I put my hand on Hudson’s arm. “That’s awful… I’m so sorry.”
“It’s fine. I survived.” He shook his head. “The worst part about that period in my life was that I’d been ripped away from Dane and my hockey team, too. The Welches put me in hockey, but it wasn’t the same playing with a bunch of preppy guys. I fought a lot and got into even more trouble than I did when I was roaming the streets of New York with Dane. I didn’t exactly fit in with their crowd—I worried some that playing for the BC would be like that, but I couldn’t turn away the only opportunity I’d ever get to go to college.”
I covered his hand with mine, tracing the veins across the top, like I’d done the other night. “So you finished high school there? With that family?”
“No. Finally my mom broke away from Raymond and cleaned herself up. She promised she’d never choose anyone over me again. I wanted to get back to Dane and my old school, but honestly, I wasn’t even sure I wanted to live with her again.” He shrugged. “But she
’s my mom.
“I moved back in and finished off my junior and senior years at my old school. Raymond came around once, but by that time, I was bigger than him, and I’d done nothing but lift and train for hockey. So I gave him a taste of his own medicine.” Hudson cracked his knuckles, his vision drifting off to the memory, no doubt. “He left us alone after that.”
In all the time I’d known him, I’d never heard him sound so…deadly. I could only imagine what would happen if he got angry and unleashed his rage on someone with his full strength behind it. Thinking of it didn’t scare me, though. It made me want to wrap my arms around him and tell him that everything was going to be okay, even though I didn’t know if it would.
“Until,” he said, and the muscles around his jaw went rigid. He curled his hands into fists and the veins in his forearms popped out.
“Until you weren’t there anymore to keep him away,” I guessed, running my hand over the clenched muscles of his arm and then uncurling his fingers to hold his hand.
He looked down at me and my heart nearly broke right there, because I could see he felt the weight of it. On top of everything else, he’d been carrying around his mom’s bad decisions.
“Anyway. Whatever, right?”
I slipped my fingers between his. “No, not whatever. Her decisions affect you, too—my mama didn’t seem to get that, either. Not that I’m comparing, because I know my mama leaving my daddy and me doesn’t compare to what you went through. But I get that frustration.”

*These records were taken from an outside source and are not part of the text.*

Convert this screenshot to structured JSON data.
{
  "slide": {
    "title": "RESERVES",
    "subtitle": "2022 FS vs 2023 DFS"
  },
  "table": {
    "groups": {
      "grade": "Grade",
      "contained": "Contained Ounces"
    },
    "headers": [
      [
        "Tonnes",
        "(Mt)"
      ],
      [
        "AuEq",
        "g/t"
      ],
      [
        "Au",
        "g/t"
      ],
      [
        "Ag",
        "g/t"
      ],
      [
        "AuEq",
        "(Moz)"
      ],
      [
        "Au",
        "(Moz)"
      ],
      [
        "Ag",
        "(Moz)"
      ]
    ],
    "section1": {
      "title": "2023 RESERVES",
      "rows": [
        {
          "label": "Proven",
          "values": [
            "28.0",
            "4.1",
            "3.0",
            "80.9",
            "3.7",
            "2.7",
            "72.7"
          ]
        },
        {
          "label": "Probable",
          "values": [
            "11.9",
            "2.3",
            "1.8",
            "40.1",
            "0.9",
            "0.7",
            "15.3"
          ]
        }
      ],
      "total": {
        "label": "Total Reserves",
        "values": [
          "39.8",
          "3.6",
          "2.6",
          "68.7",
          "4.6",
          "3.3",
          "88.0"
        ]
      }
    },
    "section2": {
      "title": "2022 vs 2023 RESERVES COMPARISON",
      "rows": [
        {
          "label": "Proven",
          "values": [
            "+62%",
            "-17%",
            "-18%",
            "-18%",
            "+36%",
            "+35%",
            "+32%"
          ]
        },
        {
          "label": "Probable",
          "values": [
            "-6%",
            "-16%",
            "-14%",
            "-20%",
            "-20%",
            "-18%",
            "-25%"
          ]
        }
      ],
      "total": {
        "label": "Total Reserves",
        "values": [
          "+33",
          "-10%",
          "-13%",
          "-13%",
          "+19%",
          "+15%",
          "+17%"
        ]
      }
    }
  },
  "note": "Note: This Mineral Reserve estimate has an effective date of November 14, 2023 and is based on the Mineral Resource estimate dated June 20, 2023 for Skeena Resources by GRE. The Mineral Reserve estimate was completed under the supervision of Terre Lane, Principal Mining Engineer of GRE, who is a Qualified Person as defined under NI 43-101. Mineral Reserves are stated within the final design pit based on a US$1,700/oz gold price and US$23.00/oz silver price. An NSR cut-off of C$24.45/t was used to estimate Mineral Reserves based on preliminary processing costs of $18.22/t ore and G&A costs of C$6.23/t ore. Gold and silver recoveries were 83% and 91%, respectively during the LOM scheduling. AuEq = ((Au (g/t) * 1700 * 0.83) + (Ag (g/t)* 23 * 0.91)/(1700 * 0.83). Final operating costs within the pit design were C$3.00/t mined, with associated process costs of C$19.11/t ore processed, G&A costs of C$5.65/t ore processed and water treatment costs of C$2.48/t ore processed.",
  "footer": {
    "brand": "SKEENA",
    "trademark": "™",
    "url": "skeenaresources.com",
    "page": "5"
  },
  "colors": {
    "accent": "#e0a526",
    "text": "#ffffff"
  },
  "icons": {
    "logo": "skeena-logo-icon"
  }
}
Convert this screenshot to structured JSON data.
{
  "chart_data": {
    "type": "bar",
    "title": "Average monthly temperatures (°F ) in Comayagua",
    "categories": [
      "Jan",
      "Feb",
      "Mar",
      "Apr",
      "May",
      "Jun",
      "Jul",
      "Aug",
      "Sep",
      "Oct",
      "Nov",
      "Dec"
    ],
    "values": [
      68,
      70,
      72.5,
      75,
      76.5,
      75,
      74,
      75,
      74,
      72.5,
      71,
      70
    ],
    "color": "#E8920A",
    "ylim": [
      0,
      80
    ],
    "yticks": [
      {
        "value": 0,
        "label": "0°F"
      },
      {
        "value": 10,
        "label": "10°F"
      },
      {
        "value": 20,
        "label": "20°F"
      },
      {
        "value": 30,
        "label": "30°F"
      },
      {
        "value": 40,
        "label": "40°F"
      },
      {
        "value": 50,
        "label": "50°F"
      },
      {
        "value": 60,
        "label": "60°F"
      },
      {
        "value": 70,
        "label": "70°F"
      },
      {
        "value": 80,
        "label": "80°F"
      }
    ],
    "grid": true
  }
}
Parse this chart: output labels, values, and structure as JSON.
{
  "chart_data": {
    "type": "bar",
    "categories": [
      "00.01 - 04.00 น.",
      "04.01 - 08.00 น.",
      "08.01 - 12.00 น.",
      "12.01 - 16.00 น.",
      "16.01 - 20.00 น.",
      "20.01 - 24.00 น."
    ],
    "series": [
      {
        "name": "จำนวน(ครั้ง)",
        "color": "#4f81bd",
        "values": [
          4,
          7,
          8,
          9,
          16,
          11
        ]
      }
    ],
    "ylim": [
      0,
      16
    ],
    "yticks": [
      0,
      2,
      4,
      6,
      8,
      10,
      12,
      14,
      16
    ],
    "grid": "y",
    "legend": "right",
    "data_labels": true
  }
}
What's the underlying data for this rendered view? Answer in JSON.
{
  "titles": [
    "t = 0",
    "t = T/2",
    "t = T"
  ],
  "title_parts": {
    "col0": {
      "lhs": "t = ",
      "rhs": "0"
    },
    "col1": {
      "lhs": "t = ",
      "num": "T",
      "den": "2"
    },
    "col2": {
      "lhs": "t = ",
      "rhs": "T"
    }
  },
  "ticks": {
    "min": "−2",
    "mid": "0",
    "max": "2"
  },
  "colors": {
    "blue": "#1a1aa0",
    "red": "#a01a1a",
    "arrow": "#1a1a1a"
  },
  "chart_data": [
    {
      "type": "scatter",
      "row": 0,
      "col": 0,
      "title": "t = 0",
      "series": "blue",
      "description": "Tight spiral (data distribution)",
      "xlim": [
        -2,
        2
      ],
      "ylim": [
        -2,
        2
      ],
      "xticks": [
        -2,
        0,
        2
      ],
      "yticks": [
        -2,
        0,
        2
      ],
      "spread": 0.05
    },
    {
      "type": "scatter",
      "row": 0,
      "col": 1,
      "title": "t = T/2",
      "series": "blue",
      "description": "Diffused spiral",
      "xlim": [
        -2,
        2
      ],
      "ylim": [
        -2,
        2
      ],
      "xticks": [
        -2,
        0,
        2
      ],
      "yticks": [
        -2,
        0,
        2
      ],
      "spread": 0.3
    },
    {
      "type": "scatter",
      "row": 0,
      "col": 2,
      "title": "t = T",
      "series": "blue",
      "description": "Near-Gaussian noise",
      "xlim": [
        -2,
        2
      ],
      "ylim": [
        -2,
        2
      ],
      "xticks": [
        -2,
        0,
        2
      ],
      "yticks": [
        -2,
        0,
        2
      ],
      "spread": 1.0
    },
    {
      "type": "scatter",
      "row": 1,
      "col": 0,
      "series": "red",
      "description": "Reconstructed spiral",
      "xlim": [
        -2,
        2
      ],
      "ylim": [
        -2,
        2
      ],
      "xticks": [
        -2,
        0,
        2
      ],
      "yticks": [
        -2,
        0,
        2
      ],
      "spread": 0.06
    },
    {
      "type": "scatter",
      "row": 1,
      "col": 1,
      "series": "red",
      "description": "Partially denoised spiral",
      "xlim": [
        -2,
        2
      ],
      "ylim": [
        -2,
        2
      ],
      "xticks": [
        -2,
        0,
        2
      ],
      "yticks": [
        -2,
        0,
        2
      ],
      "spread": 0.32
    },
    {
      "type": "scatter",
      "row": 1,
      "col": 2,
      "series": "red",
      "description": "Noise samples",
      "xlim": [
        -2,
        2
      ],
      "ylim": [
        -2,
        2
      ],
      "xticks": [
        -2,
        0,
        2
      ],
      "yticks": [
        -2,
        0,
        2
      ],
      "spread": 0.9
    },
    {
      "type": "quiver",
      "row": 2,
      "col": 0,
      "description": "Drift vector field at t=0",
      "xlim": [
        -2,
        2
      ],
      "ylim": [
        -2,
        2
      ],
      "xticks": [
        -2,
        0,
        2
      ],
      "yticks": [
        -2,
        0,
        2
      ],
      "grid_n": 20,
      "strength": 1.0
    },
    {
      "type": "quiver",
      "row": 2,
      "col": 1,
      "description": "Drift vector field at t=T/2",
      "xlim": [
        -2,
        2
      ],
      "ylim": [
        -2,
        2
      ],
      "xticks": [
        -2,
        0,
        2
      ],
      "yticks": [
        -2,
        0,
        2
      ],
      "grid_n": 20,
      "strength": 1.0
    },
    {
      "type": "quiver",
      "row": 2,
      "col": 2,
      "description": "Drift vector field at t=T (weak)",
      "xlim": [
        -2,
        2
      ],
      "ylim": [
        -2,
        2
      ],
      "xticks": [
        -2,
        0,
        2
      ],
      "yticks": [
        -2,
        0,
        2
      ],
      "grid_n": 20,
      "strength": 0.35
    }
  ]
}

“You don’t have to downplay it,” Hudson said. “That was a shitty thing for her to do. Not that I’m glad that you had to go through that, but knowing it made it easier to tell you about my mom.”
“Same here. Usually I just say, oh, my parents are divorced, like that’s all there is to it. At least I had my daddy, though. He was really, really sad for a while, so I couldn’t show him how sad I was.” Old hurt rose up as I thought about those dark days, how hard it was to hold not only myself, but also my daddy, together.